Elisa è una delle mie colleghe preferite. Ingegnere anche lei, con una passione ai limiti del fanatismo schizo-paranoide per la fisica e quant’altro orbiti intorno a quest’affascinante materia.
E’ sposata dall’estate dell’anno scorso con Leonardo, un ricercatore di Fisica dell’Università di Bari, trapiantato momentaneamente al CERN di Ginevra. Elisa invece, spera che il suo incarico divenga definitivo da quelle parti, o comunque all’estero dove la ricerca è una cosa seria, così da poterlo raggiungere nel più breve tempo possibile.

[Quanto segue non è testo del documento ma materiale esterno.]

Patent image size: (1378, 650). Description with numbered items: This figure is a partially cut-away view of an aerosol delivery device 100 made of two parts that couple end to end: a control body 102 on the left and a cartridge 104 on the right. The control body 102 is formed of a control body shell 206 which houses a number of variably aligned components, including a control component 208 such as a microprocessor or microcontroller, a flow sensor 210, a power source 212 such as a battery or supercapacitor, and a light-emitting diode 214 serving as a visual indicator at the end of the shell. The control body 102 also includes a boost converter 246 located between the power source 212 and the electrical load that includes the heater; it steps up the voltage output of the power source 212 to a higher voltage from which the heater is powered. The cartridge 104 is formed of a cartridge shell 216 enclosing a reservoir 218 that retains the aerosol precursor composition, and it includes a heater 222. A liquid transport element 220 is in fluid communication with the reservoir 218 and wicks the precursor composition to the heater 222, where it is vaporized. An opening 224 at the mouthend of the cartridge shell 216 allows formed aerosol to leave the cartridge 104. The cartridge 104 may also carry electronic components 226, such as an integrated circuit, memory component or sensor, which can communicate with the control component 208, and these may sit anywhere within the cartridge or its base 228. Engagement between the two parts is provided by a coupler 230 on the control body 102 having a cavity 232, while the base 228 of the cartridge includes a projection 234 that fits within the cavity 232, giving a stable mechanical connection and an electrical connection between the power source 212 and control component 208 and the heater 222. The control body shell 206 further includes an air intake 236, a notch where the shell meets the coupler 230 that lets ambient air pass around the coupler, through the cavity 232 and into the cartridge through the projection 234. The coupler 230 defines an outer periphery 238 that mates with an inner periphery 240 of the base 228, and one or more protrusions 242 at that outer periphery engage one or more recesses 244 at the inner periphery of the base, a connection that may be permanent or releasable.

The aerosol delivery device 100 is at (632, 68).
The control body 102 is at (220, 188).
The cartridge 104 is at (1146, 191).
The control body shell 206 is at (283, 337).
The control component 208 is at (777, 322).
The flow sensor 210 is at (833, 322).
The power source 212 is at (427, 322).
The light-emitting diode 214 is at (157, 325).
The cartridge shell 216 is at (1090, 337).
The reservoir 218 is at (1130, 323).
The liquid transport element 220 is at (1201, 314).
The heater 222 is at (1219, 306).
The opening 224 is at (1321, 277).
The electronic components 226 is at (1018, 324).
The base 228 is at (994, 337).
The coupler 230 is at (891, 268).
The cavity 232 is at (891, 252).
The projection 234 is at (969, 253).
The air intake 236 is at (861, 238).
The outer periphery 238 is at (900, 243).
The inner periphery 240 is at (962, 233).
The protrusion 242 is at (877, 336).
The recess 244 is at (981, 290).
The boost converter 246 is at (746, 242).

Nel frattempo lui fa il su e giù continuo, Bari-Ginevra, Ginevra-Bari, con la valigia sempre pronta e una mogliettina ad aspettarlo, pimpante e dinamica peggio di un elettrone impazzito. Lui credo un po’ ne soffra di questo tran tran, lei al contrario sarebbe ultra felice di riuscire a stabilirsi lontano da questa città di zoticoni, dove i concetti di civiltà, sviluppo, ricerca e competitività a malapena si sa come scriverli. Quanto vorrei anch’io trovare il coraggio di andare via, in questo momento. Trasferirmi all’estero, magari nel Regno Unito, o ancora meglio in Irlanda, la nazione d’Europa culla del progresso, di ingegneri, fisici, matematici e chiunque voglia conquistarsi un incarico professionale di tutto rispetto nel mondo moderno. E invece sono qui, in un’azienda come tante altre, lontana anni luce dai miei studi universitari, tanto quanto dalle mie aspettative e aspirazioni professionali. Soprattutto, che so bene non mi darà mai nulla di diverso dal mio stipendio mensile e una buone dose di stress psicofisico che non fa che crescere ogni giorno, sempre di più. Lasciamo perdere. Anche questo nella mia vita cambierà. Tutto cambia prima o poi. Sempre e comunque. Che uno lo voglia o meno. Purtroppo, o per fortuna.
“Vuoi un caffè, Eli?”
Ci pensa, forse lo ha già preso da poco.
“Ma sì, perché no.”
“Perfetto, allora passiamo a chiamare Carlo e poi andiamo giù alla macchinetta.”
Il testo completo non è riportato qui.